Quem diria que o mesmo homem que anos atrás formou família e disseram “sim” diante de uma igreja cheia de convidados, hoje, a protege de uma outra história. São amigos ligados por um presente em que não tem dúvidas; apenas começo, meio e fim de um casamento que não deu certo. Foram cada qual passar noutra estrada, mas resguardaram a base com que se fizeram pessoas. Sentados diante das corredeiras do rio, ele nada perguntou e ela nada disse, porém deixou que ele soubesse por quem era o seu descontentamento.

- Perder é, as vezes, ganhar, sabia?

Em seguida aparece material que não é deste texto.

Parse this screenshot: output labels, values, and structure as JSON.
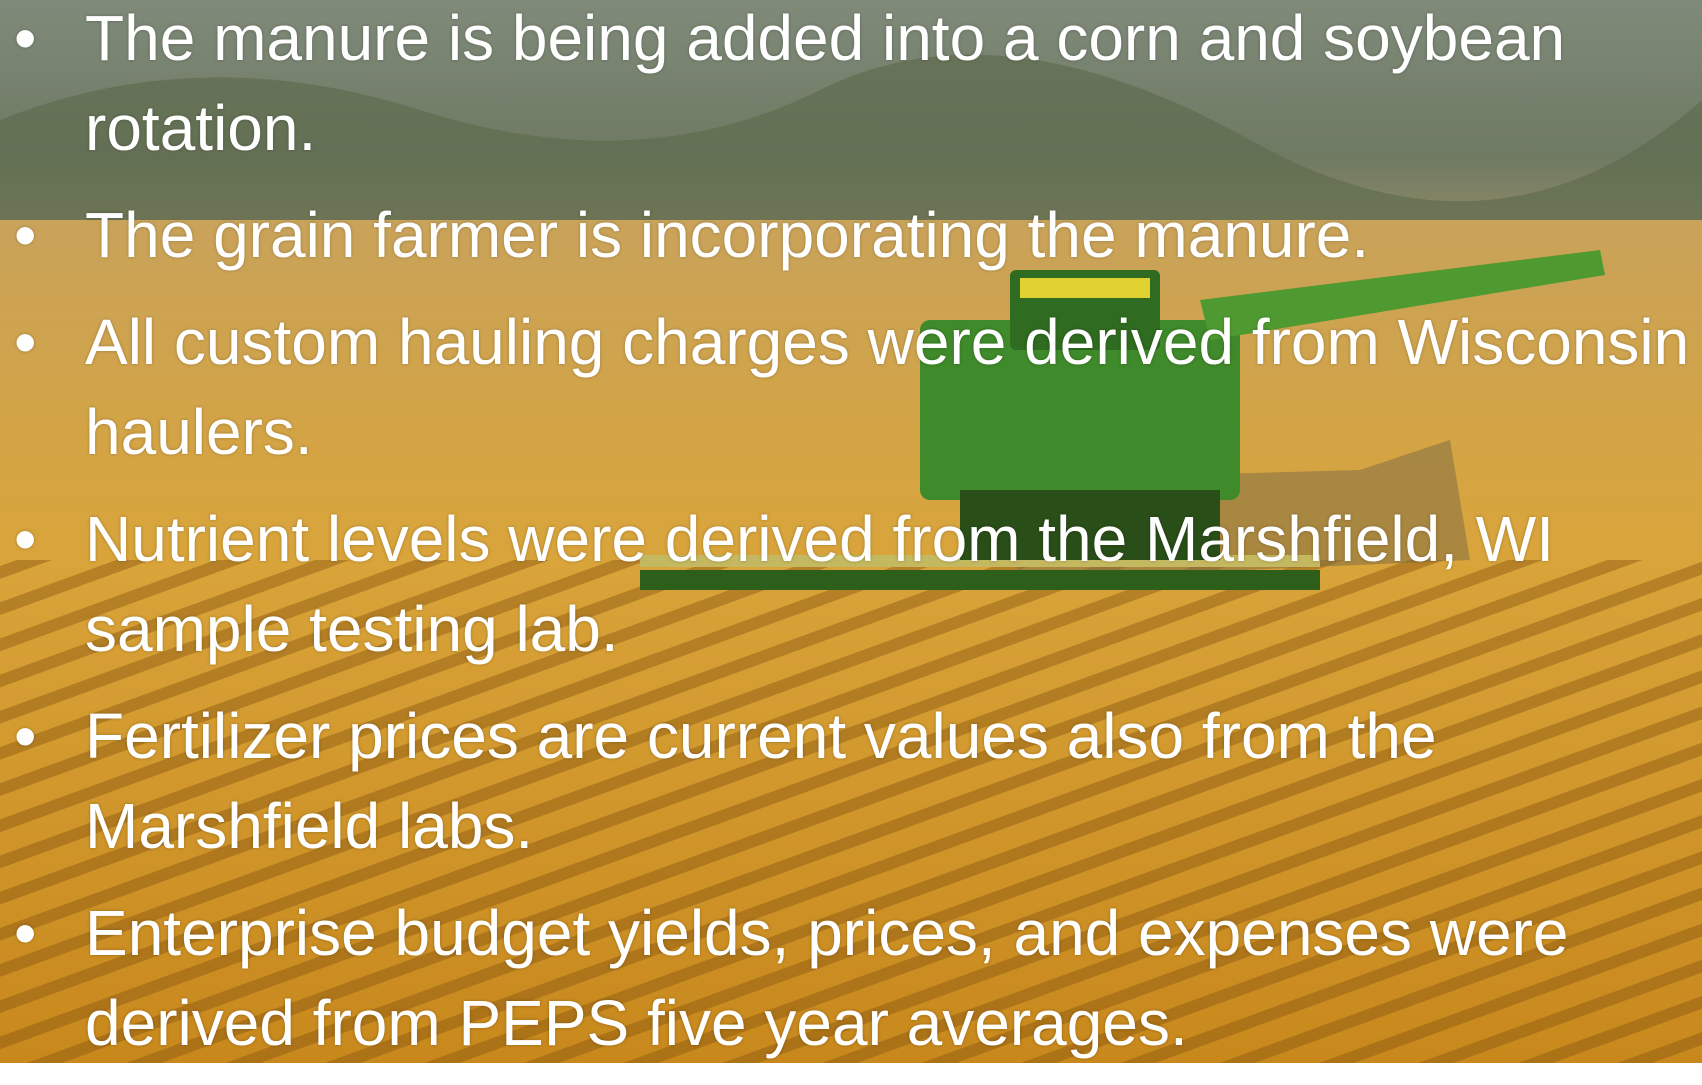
{
  "bullets": [
    "The manure is being added into a corn and soybean rotation.",
    "The grain farmer is incorporating the manure.",
    "All custom hauling charges were derived from Wisconsin haulers.",
    "Nutrient levels were derived from the Marshfield, WI sample testing lab.",
    "Fertilizer prices are current values also from the Marshfield labs.",
    "Enterprise budget yields, prices, and expenses were derived from PEPS five year averages."
  ]
}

Deixa como está, segue seu caminho.

Não existe esta coisa de perder ou ganhar, isto não é um jogo , tentou explicar mostrando o avesso das coisas, a frase na contramão. Não queria desculpas pra ver o que tava na cara e por isto contou a história toda, tim-tim-por-tim-tim sem refletir uma visão pessoal de dona da verdade.

A história começou quando o causador do descontentamento chegou dizendo que estava ali pela metade. E como os gestos falam mais que as palavras, no correr dos dias, mostrou que nem o restante da outra metade se fazia presente. Criticou a cidade que antes era surreal e intrigante, reclamou e encheu de defeitos o que antes era perfeito. O material de trabalho entregue a ele mal foi desvendado. Ficou ali na caixeta a disposição do olhar preso em outro mundo. Um dia falou que tinha medo de não dar conta e ela não quis convencê-lo de que a capacidade esta na vontade. Ela quer mudar, ta de saída, mas ele se diz bagagem e não pessoa. E pelo que sabia, no que guardou pra ele, o que desvendou pra ele, o que entregou pra ele foi estilhaçado no ar, nas palavras gravadas na tela. Eu não me importo com que os outros digam, mas me importo com o que ele diz pra os outros, finalizou. E o que ela ouviu, leu e escutou foi o que fez com seu coração perdesse a cadência.

- Perdoa os enganos, festeja o novo tempo, disse o então amigo na despedida.

Ela, assim, aceita que em histórias de amor não há culpados, nem pecadores. Há o tempo certo de cada um. Agora guarda em uma caixinha as fotos, as histórias, os apontamentos. Retira, delicadamente do computador, as lembranças. Pensa no que foi bom e se abastece disto. Suga do ar as delícias que um dia viveram e manda pra ele, seu melhor beijo diante de uma estonteante lua redonda no céu. Depois, quase que em oração, balbucia palavras ao homem formidável que amou e deseja verdadeiramente que viva em paz. Sabe que não existirá remédios pra nostalgia que virá, e por não querer esperar sentada, aceita o convite engavetado para ir dançar.

- A noite é uma criança – brinca com o novo tempo que nasce. Depois se surpreende às gargalhadas ao descobrir que o homem que a conduz no dois pra lá, dois pra cá tem o mesmo nome e sobrenome do que acabou de partir. Vida atrevida! Agora faz piada com a minha cara!

E com os olhos cerrados diante do novo tempo, se deixa apertar pela cintura, com a certeza de ter transformado o que pareceu tempo perdido, no mais sublime de si, ao se ver por inteira, como a mulher que vive, viveu e viverá um grande amor.